The surprising rescue of disease symptoms in mice suggests new thinking about recessive disorders in humans. Potential phenotypic consequences of compound heterozygosity are represented by a continuum from dark (disease) to light (health). (Photo: L. Kallasvee/J.O. Andressoo; Model: Reet Aus)doi:10.1371/journal.pbio.0040347.g001
To see if these homozygous lethal alleles might interact with a different disease-causing allele, the researchers generated compound heterozygous mice with the Xpd homozygous lethal allele (Xpd†XPCS) and a TTD-causing allele (XpdTTD). Multiple skin, hair, and aging-related features of TTD were far less severe in the compound heterozygous animals than in animals carrying two copies of the TTD-causing allele. Beyond ameliorating these classic TTD symptoms, the homozygous lethal allele alleviated anemia and developmental delay and also extended lifespan in the compound heterozygotes. Similarly, generating compound heterozygotes from the homozygous lethal XP allele (Xpd†XP) and the TTD-causing allele attenuated the TTD-related skin and weight-loss symptoms. The researchers propose that, due to the low expression levels, the lethal alleles, when homozygous, lead to a transcriptional defect that proves fatal. But when either allele is combined with the TTD-causing allele, the latter steps in to perform the transcription task early enough to prevent embryonic lethality. Then, later, as the skin, hair, and blood cells develop, the lethal alleles recover the deficiencies of the TTD allele.

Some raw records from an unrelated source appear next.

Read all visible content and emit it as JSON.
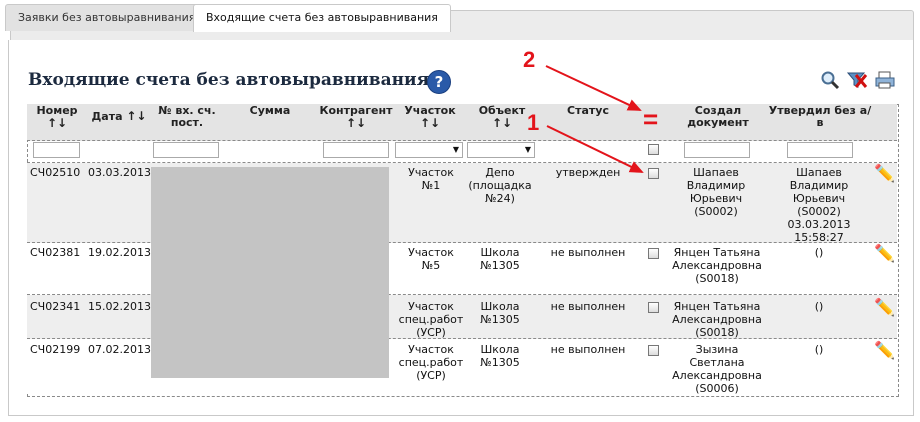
{
  "tabs": [
    {
      "label": "Заявки без автовыравнивания"
    },
    {
      "label": "Входящие счета без автовыравнивания"
    }
  ],
  "page_title": "Входящие счета без автовыравнивания",
  "help_icon": "?",
  "columns": {
    "number": "Номер",
    "date": "Дата",
    "supplier_invoice": "№ вх. сч. пост.",
    "sum": "Сумма",
    "contractor": "Контрагент",
    "site": "Участок",
    "object": "Объект",
    "status": "Статус",
    "created_by": "Создал документ",
    "approved_by": "Утвердил без а/в"
  },
  "sort_arrows": "↑↓",
  "annotations": {
    "one": "1",
    "two": "2",
    "equals": "="
  },
  "rows": [
    {
      "number": "СЧ02510",
      "date": "03.03.2013",
      "site": "Участок №1",
      "object": "Депо (площадка №24)",
      "status": "утвержден",
      "created_by": "Шапаев Владимир Юрьевич (S0002)",
      "approved_by": "Шапаев Владимир Юрьевич (S0002) 03.03.2013 15:58:27"
    },
    {
      "number": "СЧ02381",
      "date": "19.02.2013",
      "site": "Участок №5",
      "object": "Школа №1305",
      "status": "не выполнен",
      "created_by": "Янцен Татьяна Александровна (S0018)",
      "approved_by": "()"
    },
    {
      "number": "СЧ02341",
      "date": "15.02.2013",
      "site": "Участок спец.работ (УСР)",
      "object": "Школа №1305",
      "status": "не выполнен",
      "created_by": "Янцен Татьяна Александровна (S0018)",
      "approved_by": "()"
    },
    {
      "number": "СЧ02199",
      "date": "07.02.2013",
      "site": "Участок спец.работ (УСР)",
      "object": "Школа №1305",
      "status": "не выполнен",
      "created_by": "Зызина Светлана Александровна (S0006)",
      "approved_by": "()"
    }
  ]
}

Combining one of the homozygous lethal alleles (Xpd†XPCS or Xpd†XP) with a TTD-causing allele also allowed the normally sun-sensitive XPCS and XP cells to better survive ultraviolet light. This finding suggests that interactions between the alleles produce an effect—resistance to sunlight—that neither has on its own, a phenomenon called “interallelic complementation.” The researchers suspect that complementation occurs as different XPD molecules are plugged into the TFIIH complex at the site of DNA damage.
These results suggest that even though presumed-“null” alleles can’t execute their transcription task, they may still influence disease outcome in compound heterozygous patients, as they have in the mouse model. The evidence that both alleles can contribute to disease phenotype, the researchers conclude, also suggests that it’s time to adopt a biallelic paradigm for compound heterozygous patients with XPD-related disorders.